At that time, the early 1960s, long hair on a man was considered absolutely outrageous.
_____ (Q) Indeed, it’s no coincidence that they arrived at the time in which the women’s movement was just beginning in the culture.
_____ (R) Very quickly the Beatles changed the way men looked, the way men thought about the way they looked and, ultimately, our ideals of masculinity.
_____ (S) The Beatles also galvanized women.
_____ (T) After the Beatles came to America, that model was washed out forever.
_____ (U) Before they arrived, the model for maleness in the culture, for lack of a better term, consisted of people like John Wayne and Gary Cooper.
Chinese script was used by the intelligentsia of the country, but being of foreign origin, it could not fully express the words and meaning of Korean thoughts and spoken language.
_____ (Q) King Sejong felt great sympathy for the people.
_____ (R) What he envisioned was a set of letters that was uniquely Korean and easily learnable, rendering it accessible and usable for the common people.
_____ (S) Therefore, common people with legitimate complaints had no way of submitting their grievances to the appropriate authorities, other than through oral communication.
_____ (T) Furthermore, they had no way to record for posterity the agricultural wisdom and knowledge they had gained through years of experience.
_____ (U) As a revolutionary ruler strongly dedicated to national identity and cultural independence, he immediately searched for solutions.
Before there was money, as we know it, there was barter.
_____ (Q) Gradually, therefore, people began exchanging items that had no intrinsic value, but which had only agreed-upon or symbolic value.

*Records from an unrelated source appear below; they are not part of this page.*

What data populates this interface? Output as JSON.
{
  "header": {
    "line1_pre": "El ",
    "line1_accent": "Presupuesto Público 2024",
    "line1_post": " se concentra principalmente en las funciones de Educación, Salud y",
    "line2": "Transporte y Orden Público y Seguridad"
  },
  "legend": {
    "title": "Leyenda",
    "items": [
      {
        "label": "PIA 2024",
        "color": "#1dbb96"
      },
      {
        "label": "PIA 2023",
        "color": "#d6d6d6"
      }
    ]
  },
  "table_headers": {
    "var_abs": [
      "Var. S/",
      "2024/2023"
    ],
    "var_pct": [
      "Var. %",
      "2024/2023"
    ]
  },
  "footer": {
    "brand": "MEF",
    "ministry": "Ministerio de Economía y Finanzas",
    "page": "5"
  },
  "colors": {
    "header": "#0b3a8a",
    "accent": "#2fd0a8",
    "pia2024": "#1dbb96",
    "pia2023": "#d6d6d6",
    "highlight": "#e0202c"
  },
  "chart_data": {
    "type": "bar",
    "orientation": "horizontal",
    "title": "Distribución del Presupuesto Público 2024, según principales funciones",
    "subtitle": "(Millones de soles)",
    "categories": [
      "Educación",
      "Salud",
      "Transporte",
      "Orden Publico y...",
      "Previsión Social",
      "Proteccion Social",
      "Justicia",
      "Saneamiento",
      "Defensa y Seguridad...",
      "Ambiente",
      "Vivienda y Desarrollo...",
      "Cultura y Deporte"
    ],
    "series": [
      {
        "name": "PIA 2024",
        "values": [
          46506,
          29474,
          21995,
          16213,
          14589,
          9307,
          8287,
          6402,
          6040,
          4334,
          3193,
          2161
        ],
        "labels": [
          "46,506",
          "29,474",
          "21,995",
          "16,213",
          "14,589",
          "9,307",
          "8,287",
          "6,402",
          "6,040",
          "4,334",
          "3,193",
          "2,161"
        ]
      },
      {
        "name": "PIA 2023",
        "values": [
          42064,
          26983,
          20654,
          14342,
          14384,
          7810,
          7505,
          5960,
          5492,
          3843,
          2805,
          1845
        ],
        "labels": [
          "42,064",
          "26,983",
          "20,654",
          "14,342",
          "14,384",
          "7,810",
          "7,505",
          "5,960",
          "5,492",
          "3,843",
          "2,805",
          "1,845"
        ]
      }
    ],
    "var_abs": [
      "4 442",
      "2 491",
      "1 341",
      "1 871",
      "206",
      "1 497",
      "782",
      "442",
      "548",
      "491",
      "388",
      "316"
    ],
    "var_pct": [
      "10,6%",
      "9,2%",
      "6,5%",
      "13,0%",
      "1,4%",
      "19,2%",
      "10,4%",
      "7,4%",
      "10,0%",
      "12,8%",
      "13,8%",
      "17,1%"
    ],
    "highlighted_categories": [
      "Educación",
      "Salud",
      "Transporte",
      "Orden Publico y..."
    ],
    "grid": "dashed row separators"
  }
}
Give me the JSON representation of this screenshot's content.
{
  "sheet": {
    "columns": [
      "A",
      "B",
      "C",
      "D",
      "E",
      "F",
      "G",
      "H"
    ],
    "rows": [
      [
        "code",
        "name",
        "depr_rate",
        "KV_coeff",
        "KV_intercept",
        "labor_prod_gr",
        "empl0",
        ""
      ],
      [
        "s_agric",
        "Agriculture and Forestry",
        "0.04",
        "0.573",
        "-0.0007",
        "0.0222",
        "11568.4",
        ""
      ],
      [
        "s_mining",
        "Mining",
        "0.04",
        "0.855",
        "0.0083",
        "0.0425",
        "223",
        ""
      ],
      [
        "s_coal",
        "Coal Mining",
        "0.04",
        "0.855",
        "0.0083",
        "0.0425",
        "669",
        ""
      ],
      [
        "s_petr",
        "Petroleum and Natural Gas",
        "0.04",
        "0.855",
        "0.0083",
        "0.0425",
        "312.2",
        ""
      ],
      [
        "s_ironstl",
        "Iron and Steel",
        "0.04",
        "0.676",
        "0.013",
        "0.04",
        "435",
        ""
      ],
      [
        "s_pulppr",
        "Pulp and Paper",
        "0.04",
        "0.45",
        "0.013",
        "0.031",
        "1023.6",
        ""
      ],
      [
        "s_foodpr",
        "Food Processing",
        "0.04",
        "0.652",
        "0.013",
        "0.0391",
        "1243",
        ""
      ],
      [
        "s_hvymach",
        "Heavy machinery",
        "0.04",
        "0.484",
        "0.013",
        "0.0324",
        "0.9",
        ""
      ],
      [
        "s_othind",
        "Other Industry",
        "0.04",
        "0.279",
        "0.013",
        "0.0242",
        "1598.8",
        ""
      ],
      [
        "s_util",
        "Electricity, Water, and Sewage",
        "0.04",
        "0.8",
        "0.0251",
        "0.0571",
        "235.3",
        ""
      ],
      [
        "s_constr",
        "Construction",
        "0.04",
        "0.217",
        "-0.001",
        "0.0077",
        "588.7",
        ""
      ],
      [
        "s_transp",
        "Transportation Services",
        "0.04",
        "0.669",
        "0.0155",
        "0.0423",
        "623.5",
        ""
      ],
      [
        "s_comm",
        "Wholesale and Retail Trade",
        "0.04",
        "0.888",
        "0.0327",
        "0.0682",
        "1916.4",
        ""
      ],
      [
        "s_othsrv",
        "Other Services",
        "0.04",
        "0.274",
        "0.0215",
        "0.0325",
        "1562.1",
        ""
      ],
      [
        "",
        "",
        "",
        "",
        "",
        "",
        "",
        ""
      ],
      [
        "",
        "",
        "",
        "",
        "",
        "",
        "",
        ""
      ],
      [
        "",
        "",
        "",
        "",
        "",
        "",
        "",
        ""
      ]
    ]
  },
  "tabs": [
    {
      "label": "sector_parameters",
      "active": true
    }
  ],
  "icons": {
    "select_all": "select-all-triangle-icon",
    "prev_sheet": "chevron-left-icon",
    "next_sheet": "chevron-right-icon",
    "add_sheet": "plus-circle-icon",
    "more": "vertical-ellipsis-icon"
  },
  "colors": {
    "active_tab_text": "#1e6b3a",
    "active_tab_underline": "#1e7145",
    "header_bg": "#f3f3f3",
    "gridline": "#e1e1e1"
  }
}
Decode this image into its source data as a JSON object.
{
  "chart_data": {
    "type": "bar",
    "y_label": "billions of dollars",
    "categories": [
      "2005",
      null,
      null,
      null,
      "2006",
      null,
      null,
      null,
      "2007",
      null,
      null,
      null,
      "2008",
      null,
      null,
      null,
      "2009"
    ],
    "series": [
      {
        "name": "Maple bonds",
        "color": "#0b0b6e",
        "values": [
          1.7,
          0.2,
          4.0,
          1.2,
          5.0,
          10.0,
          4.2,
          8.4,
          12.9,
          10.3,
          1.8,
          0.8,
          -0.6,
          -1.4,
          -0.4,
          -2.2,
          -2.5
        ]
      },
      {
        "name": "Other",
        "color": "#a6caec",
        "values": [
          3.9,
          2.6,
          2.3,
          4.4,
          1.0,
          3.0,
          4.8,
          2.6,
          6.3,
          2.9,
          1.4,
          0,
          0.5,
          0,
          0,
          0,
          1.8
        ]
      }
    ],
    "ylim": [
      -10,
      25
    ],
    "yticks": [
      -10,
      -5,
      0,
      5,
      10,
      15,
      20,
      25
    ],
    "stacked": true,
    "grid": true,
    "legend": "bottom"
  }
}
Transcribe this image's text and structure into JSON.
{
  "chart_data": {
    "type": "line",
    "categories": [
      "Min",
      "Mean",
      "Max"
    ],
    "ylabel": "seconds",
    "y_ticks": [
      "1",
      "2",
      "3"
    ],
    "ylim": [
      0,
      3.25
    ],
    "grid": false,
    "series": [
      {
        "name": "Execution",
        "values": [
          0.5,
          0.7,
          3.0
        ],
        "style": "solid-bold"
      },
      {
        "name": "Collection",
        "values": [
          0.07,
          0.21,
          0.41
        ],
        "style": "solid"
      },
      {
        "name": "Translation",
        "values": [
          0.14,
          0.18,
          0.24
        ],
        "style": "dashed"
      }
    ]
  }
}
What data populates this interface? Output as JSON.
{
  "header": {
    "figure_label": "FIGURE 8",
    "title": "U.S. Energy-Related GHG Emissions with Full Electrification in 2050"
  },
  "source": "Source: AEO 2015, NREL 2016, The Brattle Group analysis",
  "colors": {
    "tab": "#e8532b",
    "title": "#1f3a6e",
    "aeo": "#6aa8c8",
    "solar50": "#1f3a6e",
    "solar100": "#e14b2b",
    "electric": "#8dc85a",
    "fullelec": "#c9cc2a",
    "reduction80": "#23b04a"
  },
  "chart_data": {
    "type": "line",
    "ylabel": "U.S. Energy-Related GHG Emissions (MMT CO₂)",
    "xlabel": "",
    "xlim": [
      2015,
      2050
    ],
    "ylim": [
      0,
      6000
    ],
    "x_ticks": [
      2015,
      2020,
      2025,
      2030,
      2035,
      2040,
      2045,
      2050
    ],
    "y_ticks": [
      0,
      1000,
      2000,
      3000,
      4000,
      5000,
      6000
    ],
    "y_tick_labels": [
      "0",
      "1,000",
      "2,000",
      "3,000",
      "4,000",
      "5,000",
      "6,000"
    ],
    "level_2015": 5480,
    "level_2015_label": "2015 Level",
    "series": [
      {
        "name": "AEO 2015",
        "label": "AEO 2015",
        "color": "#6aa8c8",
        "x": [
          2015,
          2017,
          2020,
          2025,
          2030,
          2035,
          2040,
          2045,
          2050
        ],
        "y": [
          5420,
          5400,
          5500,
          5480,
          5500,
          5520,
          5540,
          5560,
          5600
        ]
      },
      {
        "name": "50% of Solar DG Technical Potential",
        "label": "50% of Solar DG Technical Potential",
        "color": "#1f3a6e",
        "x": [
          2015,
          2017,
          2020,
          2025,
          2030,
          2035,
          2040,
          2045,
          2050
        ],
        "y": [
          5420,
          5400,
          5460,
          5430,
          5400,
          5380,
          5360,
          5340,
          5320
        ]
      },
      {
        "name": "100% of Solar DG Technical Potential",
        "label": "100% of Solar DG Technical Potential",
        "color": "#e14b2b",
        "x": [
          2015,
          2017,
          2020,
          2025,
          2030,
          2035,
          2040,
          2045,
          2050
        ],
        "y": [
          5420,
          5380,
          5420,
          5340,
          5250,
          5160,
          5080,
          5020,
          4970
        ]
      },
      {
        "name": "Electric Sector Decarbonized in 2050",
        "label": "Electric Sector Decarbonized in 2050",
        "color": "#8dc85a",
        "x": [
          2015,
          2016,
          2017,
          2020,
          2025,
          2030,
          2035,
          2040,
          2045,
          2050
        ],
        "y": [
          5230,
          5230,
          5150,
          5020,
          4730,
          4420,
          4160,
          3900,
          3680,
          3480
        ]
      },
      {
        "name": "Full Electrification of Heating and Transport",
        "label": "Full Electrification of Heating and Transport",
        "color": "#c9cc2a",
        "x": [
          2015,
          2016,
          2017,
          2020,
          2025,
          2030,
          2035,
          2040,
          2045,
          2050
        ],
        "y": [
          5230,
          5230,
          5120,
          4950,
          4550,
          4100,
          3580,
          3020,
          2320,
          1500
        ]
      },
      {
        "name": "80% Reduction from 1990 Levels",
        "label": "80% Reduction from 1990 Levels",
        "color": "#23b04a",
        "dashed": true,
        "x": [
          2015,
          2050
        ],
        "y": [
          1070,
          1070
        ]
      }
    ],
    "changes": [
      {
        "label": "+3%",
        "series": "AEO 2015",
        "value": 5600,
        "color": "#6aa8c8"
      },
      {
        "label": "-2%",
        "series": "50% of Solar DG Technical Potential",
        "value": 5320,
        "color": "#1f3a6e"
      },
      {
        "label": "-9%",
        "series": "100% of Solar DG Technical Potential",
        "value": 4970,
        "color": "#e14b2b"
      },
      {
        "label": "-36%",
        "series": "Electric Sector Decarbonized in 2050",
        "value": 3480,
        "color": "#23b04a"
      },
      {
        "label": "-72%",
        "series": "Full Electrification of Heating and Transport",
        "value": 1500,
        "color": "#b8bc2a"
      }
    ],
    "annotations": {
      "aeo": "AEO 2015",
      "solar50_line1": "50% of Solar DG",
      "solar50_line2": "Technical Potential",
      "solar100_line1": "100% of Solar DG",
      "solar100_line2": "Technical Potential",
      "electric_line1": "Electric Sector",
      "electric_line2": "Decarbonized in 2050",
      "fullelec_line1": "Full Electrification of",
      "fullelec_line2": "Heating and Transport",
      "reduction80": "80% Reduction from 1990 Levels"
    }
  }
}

_____ (R) Early in pre-history, some people made a fundamental shift in what they chose to use for proto-money.
_____ (S) Forms of proto-money included cacao beans for Aztecs, butter for Norwegians and early U.S. colonists used animal hides (settlers traded deer hides -- the origin of our modern word for money: "bucks").
_____ (T) Some items, such as arrowheads, salt and animal hides, were useful in and of themselves and therefore not perfect as money.
_____ (U) People, however, developed forms of proto-money -- the use of commodities that everyone agreed to accept in trade.
Maria agreed to work as a private tutor, setting aside money to pay Bronya's tuition at medical school and as soon as Bronya could, she would help subsidize Maria's education.
_____ (Q) For the next three years she worked as a well-paid governess.
_____ (R) After two years of teaching various subjects to children from wealthy families, Maria realized she was not saving money efficiently enough.
_____ (S) Her charges were the children of an agriculturist who ran a beet-sugar factory in a village 150 kilometers north of Warsaw.
_____ (T) He encouraged his older daughter to assist Maria, even though he knew the czarist authorities equated such activity with treason.
_____ (U) Maria felt a kinship with her employer when he permitted her in her spare time to teach the illiterate children of his peasant laborers.